The human brain is tuned to a fine nuance at 60 Hz, and the difference of a few degrees of any game entity can clue a wired brain off to a potential perceived future. You know the columns and stairways and arches of a place, and it is wired into the mind to accept a sudden breaking of any of those planes as the signal that something is about to go down.
It can happen in elements of a fraction of an inch: spotting a gun muzzle telegraphing around a corner, or a subtle color shift in the otherwise unbroken pattern of a wall – the difference of just a few pixels marks the transition from the static world to the dynamic world.

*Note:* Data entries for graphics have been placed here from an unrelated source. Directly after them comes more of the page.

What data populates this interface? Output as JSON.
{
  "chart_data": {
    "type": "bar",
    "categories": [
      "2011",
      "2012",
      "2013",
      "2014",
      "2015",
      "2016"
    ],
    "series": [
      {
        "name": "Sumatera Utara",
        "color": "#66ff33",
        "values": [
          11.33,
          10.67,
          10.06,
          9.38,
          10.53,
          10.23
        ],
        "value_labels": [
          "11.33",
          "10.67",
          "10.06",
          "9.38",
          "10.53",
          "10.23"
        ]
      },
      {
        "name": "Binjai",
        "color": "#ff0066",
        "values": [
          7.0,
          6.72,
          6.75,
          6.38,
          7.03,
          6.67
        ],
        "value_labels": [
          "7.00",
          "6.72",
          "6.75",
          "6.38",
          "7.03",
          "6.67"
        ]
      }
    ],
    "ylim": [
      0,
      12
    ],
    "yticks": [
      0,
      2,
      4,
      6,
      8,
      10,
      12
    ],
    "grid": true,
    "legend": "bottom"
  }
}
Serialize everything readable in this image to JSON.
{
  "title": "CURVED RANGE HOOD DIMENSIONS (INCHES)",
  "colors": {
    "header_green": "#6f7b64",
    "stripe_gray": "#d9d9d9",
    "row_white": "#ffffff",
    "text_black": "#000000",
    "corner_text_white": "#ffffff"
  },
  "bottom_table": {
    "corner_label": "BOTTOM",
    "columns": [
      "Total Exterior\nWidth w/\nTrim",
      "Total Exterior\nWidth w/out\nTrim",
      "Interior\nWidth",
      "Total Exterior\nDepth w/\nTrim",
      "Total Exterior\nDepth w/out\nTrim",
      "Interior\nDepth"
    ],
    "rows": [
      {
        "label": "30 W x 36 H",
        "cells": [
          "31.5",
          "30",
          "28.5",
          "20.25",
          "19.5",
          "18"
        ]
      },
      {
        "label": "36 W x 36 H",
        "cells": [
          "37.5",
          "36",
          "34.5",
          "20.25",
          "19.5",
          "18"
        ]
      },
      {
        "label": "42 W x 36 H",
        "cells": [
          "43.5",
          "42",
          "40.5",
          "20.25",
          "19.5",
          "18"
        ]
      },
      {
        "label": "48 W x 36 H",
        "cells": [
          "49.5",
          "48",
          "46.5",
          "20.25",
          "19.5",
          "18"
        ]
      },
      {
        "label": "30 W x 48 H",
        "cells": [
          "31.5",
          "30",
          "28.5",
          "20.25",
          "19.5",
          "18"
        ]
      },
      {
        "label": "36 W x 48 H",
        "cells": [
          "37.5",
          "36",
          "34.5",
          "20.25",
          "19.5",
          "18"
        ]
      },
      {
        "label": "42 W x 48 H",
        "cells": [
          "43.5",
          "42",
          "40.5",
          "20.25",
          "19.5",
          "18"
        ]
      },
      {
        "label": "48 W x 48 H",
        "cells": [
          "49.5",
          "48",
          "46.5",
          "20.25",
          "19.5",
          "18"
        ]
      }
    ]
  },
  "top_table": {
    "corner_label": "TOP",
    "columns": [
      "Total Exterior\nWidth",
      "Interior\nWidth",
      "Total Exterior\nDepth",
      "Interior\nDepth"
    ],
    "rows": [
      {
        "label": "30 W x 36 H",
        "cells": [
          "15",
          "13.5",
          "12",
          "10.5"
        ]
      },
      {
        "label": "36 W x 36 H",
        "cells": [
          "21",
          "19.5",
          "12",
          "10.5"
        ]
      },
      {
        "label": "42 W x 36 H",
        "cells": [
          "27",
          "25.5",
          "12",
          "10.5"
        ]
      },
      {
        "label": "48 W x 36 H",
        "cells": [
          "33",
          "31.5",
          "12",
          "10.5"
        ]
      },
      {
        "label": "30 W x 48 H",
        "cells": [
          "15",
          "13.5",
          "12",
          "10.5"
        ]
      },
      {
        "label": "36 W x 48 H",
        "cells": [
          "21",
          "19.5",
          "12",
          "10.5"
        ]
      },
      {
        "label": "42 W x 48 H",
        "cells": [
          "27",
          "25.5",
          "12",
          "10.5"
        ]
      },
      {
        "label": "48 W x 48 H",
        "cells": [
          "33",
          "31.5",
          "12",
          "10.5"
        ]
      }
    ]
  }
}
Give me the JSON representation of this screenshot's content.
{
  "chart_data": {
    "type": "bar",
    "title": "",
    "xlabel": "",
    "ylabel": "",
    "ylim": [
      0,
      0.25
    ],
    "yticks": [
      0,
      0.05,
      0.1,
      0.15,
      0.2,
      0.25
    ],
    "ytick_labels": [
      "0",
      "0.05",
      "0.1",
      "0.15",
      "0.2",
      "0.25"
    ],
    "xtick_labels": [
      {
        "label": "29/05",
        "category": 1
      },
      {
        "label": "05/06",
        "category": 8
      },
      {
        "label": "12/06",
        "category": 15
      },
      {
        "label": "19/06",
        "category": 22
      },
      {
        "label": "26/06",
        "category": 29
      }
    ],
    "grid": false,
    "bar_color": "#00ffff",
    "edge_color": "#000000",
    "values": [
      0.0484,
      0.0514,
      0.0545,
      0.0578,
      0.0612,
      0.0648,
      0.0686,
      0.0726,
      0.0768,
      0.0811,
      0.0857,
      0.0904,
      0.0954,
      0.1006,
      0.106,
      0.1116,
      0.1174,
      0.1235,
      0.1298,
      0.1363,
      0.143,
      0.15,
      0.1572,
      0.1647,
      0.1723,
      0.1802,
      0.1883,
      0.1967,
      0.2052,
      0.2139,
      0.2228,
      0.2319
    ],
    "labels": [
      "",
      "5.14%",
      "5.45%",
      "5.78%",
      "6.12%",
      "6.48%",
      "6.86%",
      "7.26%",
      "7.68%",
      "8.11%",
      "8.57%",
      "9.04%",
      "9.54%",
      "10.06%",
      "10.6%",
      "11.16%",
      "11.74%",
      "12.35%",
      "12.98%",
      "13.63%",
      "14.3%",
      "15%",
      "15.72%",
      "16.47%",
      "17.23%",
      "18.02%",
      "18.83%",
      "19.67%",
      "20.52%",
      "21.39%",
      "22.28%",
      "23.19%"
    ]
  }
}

What’s our text-based equivalent?
You hear a sound to the south!
A notification of the above kind is chunky, not gritty; even though it can still maintain the appropriate “don’t open that door” aesthetic, the abstract notion of “south” leaves to the first-person-shooter mind an unsettling notion that for all the liberties taken with licensing, this is not a similar game to its spiritual parent at all.